I like the idea of casters so the layout can be moved. Things seem to grow under immovable objects.
My layout will be in the basement on a smooth, relatively flat concrete floor. I had no problems moving my tools on mobile bases but each weighed hundreds of pounds and they were on 3 inch HD casters. 
For reference purposes what's a 4x8 HO layout weigh? 2x4 with 3/8 OSB or 1/2 inch ply top.Just a rough idea as I'll up the recommendation to be on the safe side. I subscribe to the old belt and suspenders theory, you never can be too safe.


----------



## NIMT (Jan 6, 2011)

Jack,
I've had layouts that weighed as little as 200 lbs and as heavy as several thousand pounds, I guess it's all depends on how big and how much material you use. 
I have used casters on a few layouts and it's better to use 2x6 for the border frame not only for weight but for rigidity. Also make sure that any joints are tied together to not allow them to flex. I used spring loaded or cushioning casters as they will make up for any slight variations in the floor height. Also use locking ones too, nothing worse then leaning in to set that last detail and ending up with your face in the round house!


----------



## tjcruiser (Jan 10, 2010)

A 2x4 is about 1.25 lbs/ft.

A 1/2" sheet of plywood is about 50 lbs.

So, say maybe 8 2x4's, each at 8' (cut in sections) ... that's 80 lbs, plus 50 lbs for the ply, plus the trains, scenery, wiring, etc. ...
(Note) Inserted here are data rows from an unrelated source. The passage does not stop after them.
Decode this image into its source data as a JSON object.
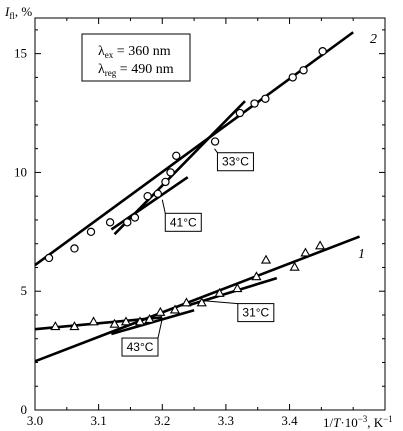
{
  "chart_data": {
    "type": "scatter",
    "title": "",
    "xlabel": "1/T·10⁻³, K⁻¹",
    "ylabel": "I_fl, %",
    "ylabel_main": "I",
    "ylabel_sub": "fl",
    "ylabel_unit": ", %",
    "xlabel_main": "1/",
    "xlabel_T": "T",
    "xlabel_rest": "·10",
    "xlabel_exp": "−3",
    "xlabel_unit": ", K",
    "xlabel_unit_exp": "−1",
    "xlim": [
      3.0,
      3.55
    ],
    "ylim": [
      0,
      16.5
    ],
    "x_ticks": [
      3.0,
      3.1,
      3.2,
      3.3,
      3.4
    ],
    "x_tick_labels": [
      "3.0",
      "3.1",
      "3.2",
      "3.3",
      "3.4"
    ],
    "y_ticks": [
      0,
      5,
      10,
      15
    ],
    "y_tick_labels": [
      "0",
      "5",
      "10",
      "15"
    ],
    "grid": false,
    "legend_box": {
      "line1_lambda": "λ",
      "line1_sub": "ex",
      "line1_value": " = 360 nm",
      "line2_lambda": "λ",
      "line2_sub": "reg",
      "line2_value": " = 490 nm"
    },
    "series": [
      {
        "name": "2",
        "marker": "circle",
        "points": [
          [
            3.022,
            6.4
          ],
          [
            3.062,
            6.8
          ],
          [
            3.088,
            7.5
          ],
          [
            3.118,
            7.9
          ],
          [
            3.145,
            7.9
          ],
          [
            3.157,
            8.1
          ],
          [
            3.177,
            9.0
          ],
          [
            3.193,
            9.1
          ],
          [
            3.205,
            9.6
          ],
          [
            3.213,
            10.0
          ],
          [
            3.222,
            10.7
          ],
          [
            3.283,
            11.3
          ],
          [
            3.322,
            12.5
          ],
          [
            3.345,
            12.9
          ],
          [
            3.362,
            13.1
          ],
          [
            3.405,
            14.0
          ],
          [
            3.422,
            14.3
          ],
          [
            3.452,
            15.1
          ]
        ],
        "fit_lines": [
          {
            "x": [
              3.0,
              3.5
            ],
            "y": [
              6.1,
              15.9
            ]
          },
          {
            "x": [
              3.125,
              3.33
            ],
            "y": [
              7.4,
              13.0
            ]
          },
          {
            "x": [
              3.12,
              3.24
            ],
            "y": [
              7.6,
              9.8
            ]
          }
        ]
      },
      {
        "name": "1",
        "marker": "triangle",
        "points": [
          [
            3.032,
            3.5
          ],
          [
            3.062,
            3.5
          ],
          [
            3.092,
            3.7
          ],
          [
            3.125,
            3.6
          ],
          [
            3.143,
            3.7
          ],
          [
            3.165,
            3.7
          ],
          [
            3.18,
            3.8
          ],
          [
            3.197,
            4.1
          ],
          [
            3.22,
            4.2
          ],
          [
            3.238,
            4.5
          ],
          [
            3.262,
            4.5
          ],
          [
            3.29,
            4.9
          ],
          [
            3.318,
            5.1
          ],
          [
            3.348,
            5.6
          ],
          [
            3.363,
            6.3
          ],
          [
            3.408,
            6.0
          ],
          [
            3.425,
            6.6
          ],
          [
            3.448,
            6.9
          ]
        ],
        "fit_lines": [
          {
            "x": [
              3.0,
              3.2
            ],
            "y": [
              3.4,
              3.9
            ]
          },
          {
            "x": [
              3.12,
              3.25
            ],
            "y": [
              3.2,
              4.2
            ]
          },
          {
            "x": [
              3.0,
              3.51
            ],
            "y": [
              2.05,
              7.3
            ]
          },
          {
            "x": [
              3.24,
              3.38
            ],
            "y": [
              4.4,
              5.55
            ]
          }
        ]
      }
    ],
    "annotations": [
      {
        "text": "33°C",
        "pointer_to": [
          3.282,
          11.0
        ],
        "label_at": [
          3.315,
          10.45
        ]
      },
      {
        "text": "41°C",
        "pointer_to": [
          3.2,
          8.85
        ],
        "label_at": [
          3.233,
          7.9
        ]
      },
      {
        "text": "31°C",
        "pointer_to": [
          3.265,
          4.6
        ],
        "label_at": [
          3.347,
          4.1
        ]
      },
      {
        "text": "43°C",
        "pointer_to": [
          3.2,
          3.85
        ],
        "label_at": [
          3.165,
          2.65
        ]
      }
    ]
  }
}
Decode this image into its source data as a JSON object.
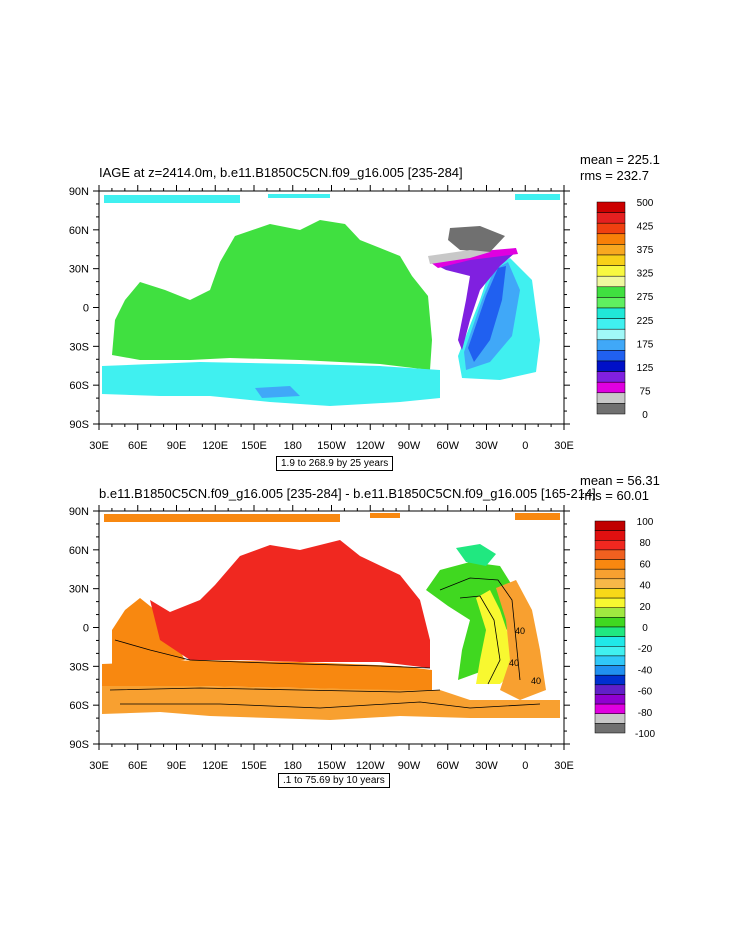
{
  "panels": [
    {
      "title": "IAGE at z=2414.0m, b.e11.B1850C5CN.f09_g16.005 [235-284]",
      "mean": "mean = 225.1",
      "rms": "rms = 232.7",
      "footer": "1.9 to 268.9 by 25 years",
      "lon_labels": [
        "30E",
        "60E",
        "90E",
        "120E",
        "150E",
        "180",
        "150W",
        "120W",
        "90W",
        "60W",
        "30W",
        "0",
        "30E"
      ],
      "lat_labels": [
        "90N",
        "60N",
        "30N",
        "0",
        "30S",
        "60S",
        "90S"
      ],
      "legend": {
        "colors": [
          "#cc0000",
          "#e52020",
          "#f04010",
          "#f88008",
          "#f8a820",
          "#f8d018",
          "#f8f840",
          "#f0f8a0",
          "#40e040",
          "#60f060",
          "#20e8d8",
          "#40f0f0",
          "#a0f8f8",
          "#40a8f8",
          "#2060f0",
          "#0010c8",
          "#8020e0",
          "#e000e0",
          "#c8c8c8",
          "#707070"
        ],
        "labels": [
          "500",
          "425",
          "375",
          "325",
          "275",
          "225",
          "175",
          "125",
          "75",
          "0"
        ]
      },
      "contour_labels": []
    },
    {
      "title": "b.e11.B1850C5CN.f09_g16.005 [235-284] - b.e11.B1850C5CN.f09_g16.005 [165-214]",
      "mean": "mean = 56.31",
      "rms": "rms = 60.01",
      "footer": ".1 to 75.69 by 10 years",
      "lon_labels": [
        "30E",
        "60E",
        "90E",
        "120E",
        "150E",
        "180",
        "150W",
        "120W",
        "90W",
        "60W",
        "30W",
        "0",
        "30E"
      ],
      "lat_labels": [
        "90N",
        "60N",
        "30N",
        "0",
        "30S",
        "60S",
        "90S"
      ],
      "legend": {
        "colors": [
          "#c00000",
          "#e01010",
          "#f02820",
          "#f06020",
          "#f88810",
          "#f8a030",
          "#f8b848",
          "#f8d818",
          "#f8f830",
          "#a0e840",
          "#40d820",
          "#20e880",
          "#20e8e8",
          "#40f0f0",
          "#30c8f8",
          "#2090f0",
          "#0030d0",
          "#6020c8",
          "#9000d0",
          "#e000e0",
          "#c8c8c8",
          "#707070"
        ],
        "labels": [
          "100",
          "80",
          "60",
          "40",
          "20",
          "0",
          "-20",
          "-40",
          "-60",
          "-80",
          "-100"
        ]
      },
      "contour_labels": [
        "40",
        "40",
        "40"
      ]
    }
  ]
}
Sean's 200 lb light-end target seems to be about right for a simple/light setup.

TJ


----------



## dablaze (Apr 17, 2012)

I sell used equipment that often needs to be leveled. Keep in mind that castors that sit a long time can flat spot, so its good to not cheap out, because when they move, the wheels spin independently and you want it to stay as level as possible.

Craig


----------



## lehrr (Dec 7, 2011)

I have my 4X8 on 2" casters. Frame is all 2X4, 16" on center, and it's actually got two layers of 3/8" ply on the top. This way I can run the layout in my limited space and roll it out if I need access to the back. Works great.


----------